Call Kurtis: The Truth About Auto-Renew
When a Lodi man realized he’d been paying for a basketball TV package he didn’t want for a decade, he called Kurtis to investigate.
Fred Bunch said he ordered a single year of DirecTV’s NBA League Pass — but has been auto-renewed without his permission for a decade.
“Evidently it becomes automatic,” he said.
Bunch has been getting charged an extra amount on his bill every year during basketball season — going back to 2001.
“We subscribed for a half season or three quarters of a season, and the billing kept coming,” he said.
But Bunch and his wife didn’t notice their bill change from $165 to $190 dollars until this NBA season.
“They put a little blurb on the side on their bill, it’s not very prominent,” he said.
That blurb — on the sidebar of his bill — reading “we have renewed your subscription.” automatically.
‘To me it’s kind of a ‘gotcha,'” he said.
When customers sign up for sports packages from DirecTV — they are automatically renewed each year when that sports season begins again. unless they cancel.
Richard Holober of the Consumer Federation of California has been critical of DirecTV’s auto-renew policies.
“It’s a very sleazy way that products are sold,” he said.
Holober said companies, including DirecTV, are banking on the fact people will forget to cancel.
“If they get one extra year out of you that you didn’t plan to pay for, they’ve made a lot of money off that,” he said.
DirecTV defended its billing saying, “A customer’s failure to review their monthly billing statement does not qualify them for a refund,” but told CBS13, “Mr. Bunch has been a excellent, long-time customer and we made a big exception in his case though he was sent multiple notices.”

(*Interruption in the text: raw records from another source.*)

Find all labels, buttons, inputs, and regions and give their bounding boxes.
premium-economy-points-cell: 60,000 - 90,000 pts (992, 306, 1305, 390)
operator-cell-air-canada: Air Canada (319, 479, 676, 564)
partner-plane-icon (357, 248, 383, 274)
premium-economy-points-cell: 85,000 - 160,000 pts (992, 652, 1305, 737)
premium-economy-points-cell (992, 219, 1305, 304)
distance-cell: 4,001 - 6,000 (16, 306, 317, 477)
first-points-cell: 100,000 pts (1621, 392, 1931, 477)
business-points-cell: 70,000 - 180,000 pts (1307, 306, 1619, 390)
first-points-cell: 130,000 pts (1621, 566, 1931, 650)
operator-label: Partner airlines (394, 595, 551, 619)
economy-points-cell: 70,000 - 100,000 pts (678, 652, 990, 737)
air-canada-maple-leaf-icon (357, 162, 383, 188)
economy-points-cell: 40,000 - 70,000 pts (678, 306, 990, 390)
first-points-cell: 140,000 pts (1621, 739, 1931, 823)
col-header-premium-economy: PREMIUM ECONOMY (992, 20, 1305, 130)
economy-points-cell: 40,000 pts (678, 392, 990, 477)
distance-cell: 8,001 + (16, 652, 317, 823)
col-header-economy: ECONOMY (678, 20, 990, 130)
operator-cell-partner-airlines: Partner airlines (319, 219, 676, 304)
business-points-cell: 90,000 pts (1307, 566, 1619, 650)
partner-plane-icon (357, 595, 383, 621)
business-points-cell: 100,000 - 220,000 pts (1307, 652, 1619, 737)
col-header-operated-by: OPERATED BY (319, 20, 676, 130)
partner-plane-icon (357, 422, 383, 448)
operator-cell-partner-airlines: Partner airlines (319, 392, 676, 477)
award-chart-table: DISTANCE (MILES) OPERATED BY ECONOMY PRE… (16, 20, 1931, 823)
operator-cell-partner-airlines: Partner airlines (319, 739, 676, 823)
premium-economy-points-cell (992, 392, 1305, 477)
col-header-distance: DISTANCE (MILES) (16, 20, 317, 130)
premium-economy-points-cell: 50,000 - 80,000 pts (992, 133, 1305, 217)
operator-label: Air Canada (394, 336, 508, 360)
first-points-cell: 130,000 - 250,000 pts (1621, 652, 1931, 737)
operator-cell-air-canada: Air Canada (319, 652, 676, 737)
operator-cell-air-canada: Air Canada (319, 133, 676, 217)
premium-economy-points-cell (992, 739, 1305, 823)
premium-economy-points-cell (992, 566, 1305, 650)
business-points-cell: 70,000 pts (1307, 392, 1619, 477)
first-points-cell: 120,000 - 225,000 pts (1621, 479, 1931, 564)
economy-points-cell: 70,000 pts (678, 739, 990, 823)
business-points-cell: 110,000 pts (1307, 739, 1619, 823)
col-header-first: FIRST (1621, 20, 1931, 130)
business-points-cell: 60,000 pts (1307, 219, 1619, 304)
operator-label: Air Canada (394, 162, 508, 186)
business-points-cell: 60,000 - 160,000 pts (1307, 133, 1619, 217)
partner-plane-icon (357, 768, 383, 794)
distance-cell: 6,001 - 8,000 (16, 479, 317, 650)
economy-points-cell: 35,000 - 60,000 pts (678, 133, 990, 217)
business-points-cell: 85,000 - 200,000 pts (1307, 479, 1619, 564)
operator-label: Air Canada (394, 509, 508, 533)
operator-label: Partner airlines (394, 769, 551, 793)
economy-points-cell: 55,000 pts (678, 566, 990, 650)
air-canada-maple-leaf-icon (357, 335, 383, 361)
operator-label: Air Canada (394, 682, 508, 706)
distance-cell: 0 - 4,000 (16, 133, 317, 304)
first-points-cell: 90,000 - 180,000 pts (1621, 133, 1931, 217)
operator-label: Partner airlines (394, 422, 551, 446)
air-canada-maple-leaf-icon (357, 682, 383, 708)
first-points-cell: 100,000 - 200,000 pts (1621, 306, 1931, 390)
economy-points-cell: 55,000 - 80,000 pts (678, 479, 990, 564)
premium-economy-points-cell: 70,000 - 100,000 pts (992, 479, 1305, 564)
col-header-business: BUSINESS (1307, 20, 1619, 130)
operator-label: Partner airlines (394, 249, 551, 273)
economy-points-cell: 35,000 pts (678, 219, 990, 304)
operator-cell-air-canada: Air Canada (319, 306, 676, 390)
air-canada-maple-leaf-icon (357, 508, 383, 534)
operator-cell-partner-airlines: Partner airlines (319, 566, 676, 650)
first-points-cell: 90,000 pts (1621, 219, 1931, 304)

The company agreed to refund Bunch $2,274.90 for the past ten years of service.
“I feel like I’ve been heard,” said Bunch.
DirecTV offers a “Do Not Renew” feature if customers ask for it. A company spokesman told us they had no record of Bunch asking for it — that’s why he was signed up for the auto-renewal.
Consumer advocates said it’s still important to review your bills each month for any charges that may be inaccurate.